Tesla takes a little heat
At first glance, 2022 should be a good year for Tesla after setting sales and profit records in 2021. The California-based electric vehicle maker has two new factories, one in Austin, TX; and the other in Berlin. But several key products, including the Cybertruck, are way behind schedule, as are the next-generation batteries that Tesla is counting on. Tesla is under pressure from the Chinese government and faces more security probes from US regulators.
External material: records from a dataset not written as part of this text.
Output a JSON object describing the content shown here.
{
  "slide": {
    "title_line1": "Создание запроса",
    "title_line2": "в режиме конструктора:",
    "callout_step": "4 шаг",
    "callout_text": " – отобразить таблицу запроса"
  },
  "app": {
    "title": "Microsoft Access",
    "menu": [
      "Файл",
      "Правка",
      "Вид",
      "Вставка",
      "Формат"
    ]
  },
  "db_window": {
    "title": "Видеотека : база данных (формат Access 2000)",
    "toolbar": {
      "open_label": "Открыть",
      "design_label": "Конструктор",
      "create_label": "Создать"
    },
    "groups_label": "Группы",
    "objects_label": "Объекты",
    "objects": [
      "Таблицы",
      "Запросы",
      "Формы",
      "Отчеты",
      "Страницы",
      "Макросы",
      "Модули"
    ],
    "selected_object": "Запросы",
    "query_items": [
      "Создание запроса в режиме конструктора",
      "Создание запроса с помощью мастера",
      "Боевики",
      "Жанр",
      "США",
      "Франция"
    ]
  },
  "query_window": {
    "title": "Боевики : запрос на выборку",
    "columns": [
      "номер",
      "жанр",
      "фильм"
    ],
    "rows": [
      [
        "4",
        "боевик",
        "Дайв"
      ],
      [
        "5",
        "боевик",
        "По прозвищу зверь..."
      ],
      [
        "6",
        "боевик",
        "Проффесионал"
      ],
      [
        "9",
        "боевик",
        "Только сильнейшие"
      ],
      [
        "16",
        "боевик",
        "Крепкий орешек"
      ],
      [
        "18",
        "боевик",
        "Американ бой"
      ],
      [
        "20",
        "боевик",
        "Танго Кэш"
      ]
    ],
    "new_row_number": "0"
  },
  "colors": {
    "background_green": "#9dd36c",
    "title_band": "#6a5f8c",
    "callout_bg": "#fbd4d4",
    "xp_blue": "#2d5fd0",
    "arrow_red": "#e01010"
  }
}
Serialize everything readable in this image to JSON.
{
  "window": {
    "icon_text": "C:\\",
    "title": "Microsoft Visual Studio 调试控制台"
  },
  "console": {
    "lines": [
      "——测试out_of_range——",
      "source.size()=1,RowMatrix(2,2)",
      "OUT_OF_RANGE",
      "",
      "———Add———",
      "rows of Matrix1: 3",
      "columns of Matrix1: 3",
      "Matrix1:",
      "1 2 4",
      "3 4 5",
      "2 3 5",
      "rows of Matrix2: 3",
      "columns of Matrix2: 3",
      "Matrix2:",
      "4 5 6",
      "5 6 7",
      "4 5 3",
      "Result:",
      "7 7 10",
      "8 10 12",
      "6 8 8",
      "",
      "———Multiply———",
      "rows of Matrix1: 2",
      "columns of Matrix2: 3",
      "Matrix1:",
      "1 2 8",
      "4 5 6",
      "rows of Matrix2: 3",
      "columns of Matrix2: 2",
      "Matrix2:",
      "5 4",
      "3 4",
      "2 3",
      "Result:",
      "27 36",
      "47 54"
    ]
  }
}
Autonomous vehicles could stall
Automakers have already pledged to have a fully autonomous vehicle ready by 2020. However, 2022 could see some breakthroughs. GM and Mercedes-Benz are set to roll out the first true (industry level 3) hands-free driving technology to consumers. Others, like Waymo and Cruise, focus on ridesharing services and freight carriers. But safety probes involving Tesla’s autopilot serve as a warning about the difficulty of developing a fully autonomous vehicle.
China is getting closer
China is the world’s largest auto market, but domestic manufacturers like Geely and Great Wall want to go beyond its borders. However, efforts to enter the United States, the world’s second largest market, have been repeatedly delayed. Trade frictions during the Trump administration have yet to be resolved under President Joe Biden. So while a handful of Chinese-made products are available in American showrooms, including the Buick Envision and the Polestar 2, a real auto invasion could be years away.